Shiro's blog

How to sort lexicographically in MongoDB ?

TL;DR

Introduction

This solution relies on case-insensitive indexes to execute the sort on the database side.

Let's start with a basic sort and see what changes we need to make to change it into a lexicographic sort.

from pymongo import MongoClient

NAMES = ["Alice", "pomme", "Paris", "Bob", "oreiller", "chariot"]


def main():
    collection = MongoClient()["lexicographical_sort_test"]["test"]
    collection.insert_many([{"name": name} for name in NAMES])
    for doc in collection.find().sort("name"):
        print(doc["name"])
    collection.drop()


if __name__ == '__main__':
    main()

The above snippet connects to a local mongodb instance, insert a few documents, print them sorted and drop the collection.

As you can see if you run it, documents' names are not printed in expected order, but with capitalized words first.

Implementing lexicographic sort

Feature compatibility

First, you have to make sure to have a MongoDB version at 3.4 or above. But this is not enough if you had an earlier version installed. You will need to tell mongodb that he can use its new features from the 3.4 version, using the setFeatureCompatibilityVersion command.

To summarize, you have to run the following command in MongoDB's shell:

db.adminCommand( { setFeatureCompatibilityVersion: "3.4" } )

We are now allowed to use v2 indexes, which will be very useful in the next part.

Make a case-insensitive index

With the new indexes, it is possible to have a different collation from the collection. This allow us to create a case-insensitive index by changing the strength of the collation to 2. This tell MongoDB to compare strings without taking case into account.

collection.create_index("field", v=2, collation={"locale": "en", "strength": 2})

Apply collation to query

With the index created, you could think that our work is done and that we can go home.

Wrong. There's one last step.

You need to apply the same collation in the query as the one used in the index. This can be done easily by applying the collation method on the cursor.

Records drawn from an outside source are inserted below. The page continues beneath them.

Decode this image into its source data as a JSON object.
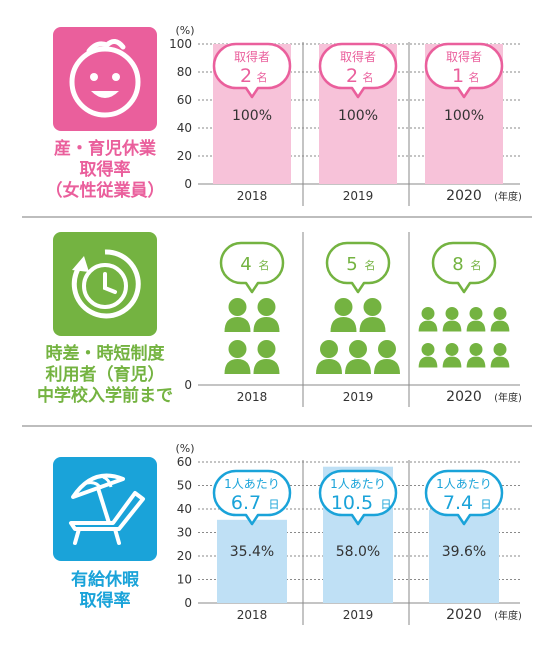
{
  "colors": {
    "pink": "#ea5f9c",
    "pink_light": "#f7c2d9",
    "green": "#74b341",
    "blue": "#1aa3d9",
    "blue_light": "#bfe0f5",
    "grid": "#8a8a8a"
  },
  "sections": [
    {
      "label_lines": [
        "産・育児休業",
        "取得率",
        "（女性従業員）"
      ],
      "icon": "baby-face-icon",
      "y_unit": "(%)",
      "year_unit": "(年度)",
      "chart_data": {
        "type": "bar",
        "categories": [
          "2018",
          "2019",
          "2020"
        ],
        "values": [
          100,
          100,
          100
        ],
        "value_labels": [
          "100%",
          "100%",
          "100%"
        ],
        "ylim": [
          0,
          100
        ],
        "yticks": [
          0,
          20,
          40,
          60,
          80,
          100
        ],
        "callouts": [
          {
            "title": "取得者",
            "value": "2",
            "unit": "名"
          },
          {
            "title": "取得者",
            "value": "2",
            "unit": "名"
          },
          {
            "title": "取得者",
            "value": "1",
            "unit": "名"
          }
        ]
      }
    },
    {
      "label_lines": [
        "時差・時短制度",
        "利用者（育児）",
        "中学校入学前まで"
      ],
      "icon": "clock-icon",
      "year_unit": "(年度)",
      "chart_data": {
        "type": "pictogram",
        "categories": [
          "2018",
          "2019",
          "2020"
        ],
        "values": [
          4,
          5,
          8
        ],
        "yticks": [
          0
        ],
        "callouts": [
          {
            "value": "4",
            "unit": "名"
          },
          {
            "value": "5",
            "unit": "名"
          },
          {
            "value": "8",
            "unit": "名"
          }
        ]
      }
    },
    {
      "label_lines": [
        "有給休暇",
        "取得率"
      ],
      "icon": "beach-chair-umbrella-icon",
      "y_unit": "(%)",
      "year_unit": "(年度)",
      "chart_data": {
        "type": "bar",
        "categories": [
          "2018",
          "2019",
          "2020"
        ],
        "values": [
          35.4,
          58.0,
          39.6
        ],
        "value_labels": [
          "35.4%",
          "58.0%",
          "39.6%"
        ],
        "ylim": [
          0,
          60
        ],
        "yticks": [
          0,
          10,
          20,
          30,
          40,
          50,
          60
        ],
        "callouts": [
          {
            "title": "1人あたり",
            "value": "6.7",
            "unit": "日"
          },
          {
            "title": "1人あたり",
            "value": "10.5",
            "unit": "日"
          },
          {
            "title": "1人あたり",
            "value": "7.4",
            "unit": "日"
          }
        ]
      }
    }
  ]
}
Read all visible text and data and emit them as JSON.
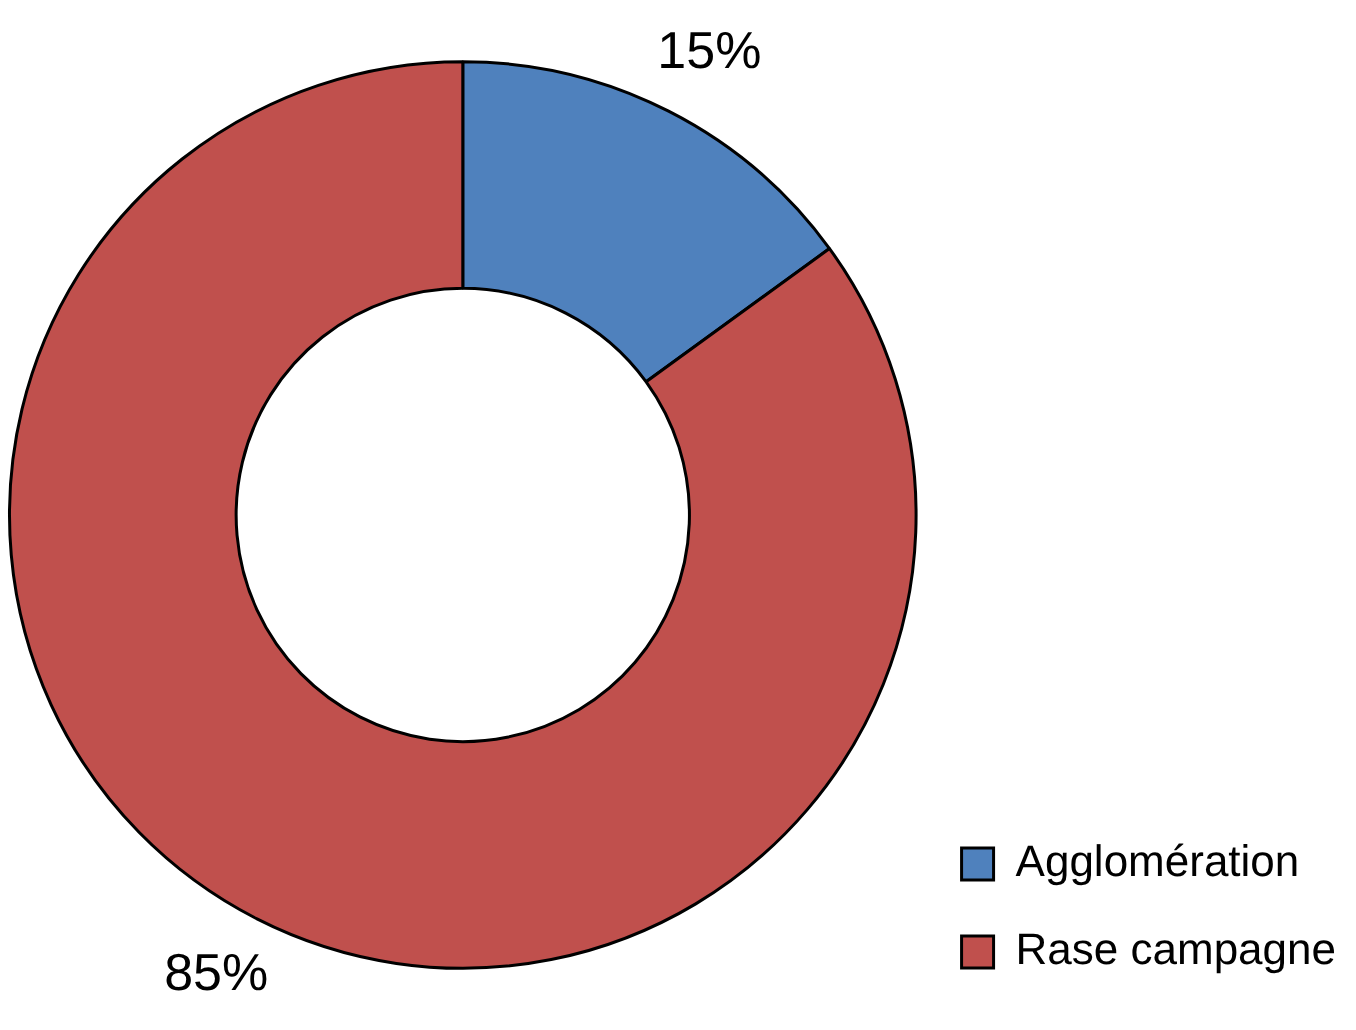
{
  "chart_data": {
    "type": "donut",
    "categories": [
      "Agglomération",
      "Rase campagne"
    ],
    "values": [
      15,
      85
    ],
    "colors": [
      "#4f81bd",
      "#c0504d"
    ],
    "value_labels": [
      "15%",
      "85%"
    ],
    "legend": "bottom right"
  }
}
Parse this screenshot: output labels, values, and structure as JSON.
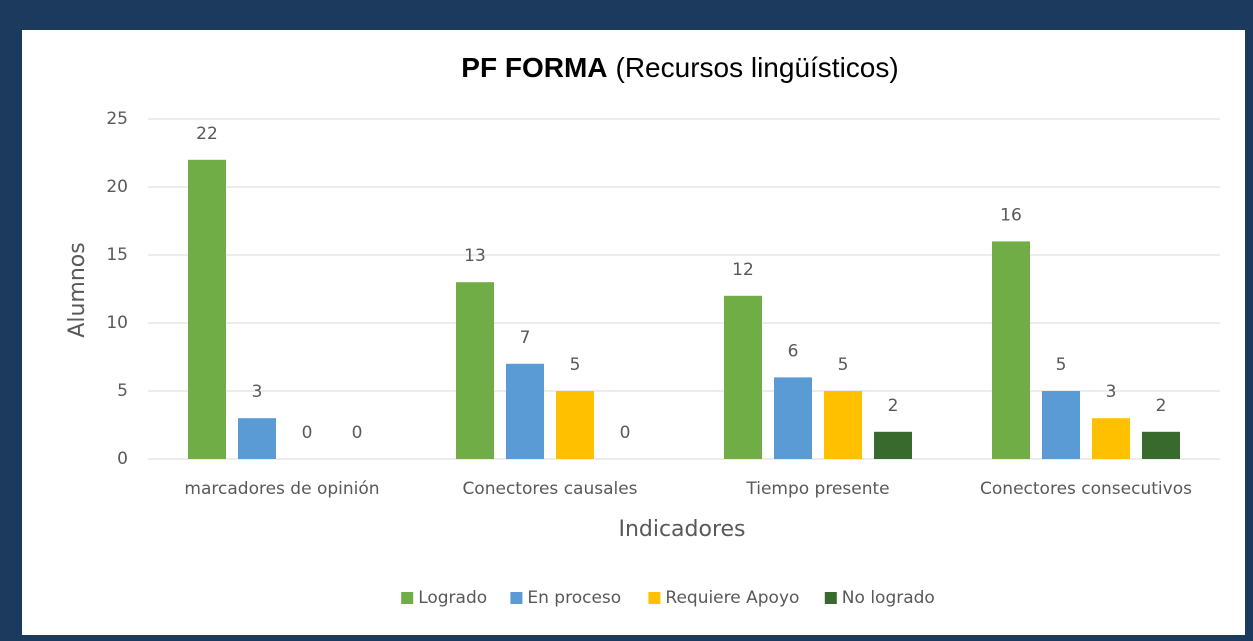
{
  "chart_data": {
    "type": "bar",
    "title": [
      "PF FORMA",
      "(Recursos lingüísticos)"
    ],
    "x_label": "Indicadores",
    "y_label": "Alumnos",
    "categories": [
      "marcadores de opinión",
      "Conectores causales",
      "Tiempo presente",
      "Conectores consecutivos"
    ],
    "series": [
      {
        "name": "Logrado",
        "color": "#70ad47",
        "values": [
          22,
          13,
          12,
          16
        ]
      },
      {
        "name": "En proceso",
        "color": "#5b9bd5",
        "values": [
          3,
          7,
          6,
          5
        ]
      },
      {
        "name": "Requiere Apoyo",
        "color": "#ffc000",
        "values": [
          0,
          5,
          5,
          3
        ]
      },
      {
        "name": "No logrado",
        "color": "#386a2e",
        "values": [
          0,
          0,
          2,
          2
        ]
      }
    ],
    "ylim": [
      0,
      25
    ],
    "yticks": [
      0,
      5,
      10,
      15,
      20,
      25
    ],
    "grid": true,
    "legend": "bottom"
  }
}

cursor.collation({"locale": "en", "strength": 2})

Final snippet

We now have a working lexicographic sort, computed in MongoDB. Here is the snippet you get by applying the above modifications to the snippet at the beginning.

from pymongo import MongoClient

NAMES = ["Alice", "pomme", "Paris", "Bob", "oreiller", "chariot"]
COLLATION = {"locale": "fr", "strength": 2}


def main():
    collection = MongoClient()["lexicographical_sort_test"]["test"]
    collection.insert_many([{"name": name} for name in NAMES])
    collection.create_index("name", v=2, collation=COLLATION)
    for doc in collection.find().sort("name").collation(COLLATION):
        print(doc["name"])
    collection.drop()


if __name__ == '__main__':
    main()

Conclusion

There are other valid solutions, like storing the same field in lowercase to sort using it. But I've seen too little documentation on this method and I wanted to put an easy guide out there.

This was also my first occasion to write a blog post, so I hope you enjoy it!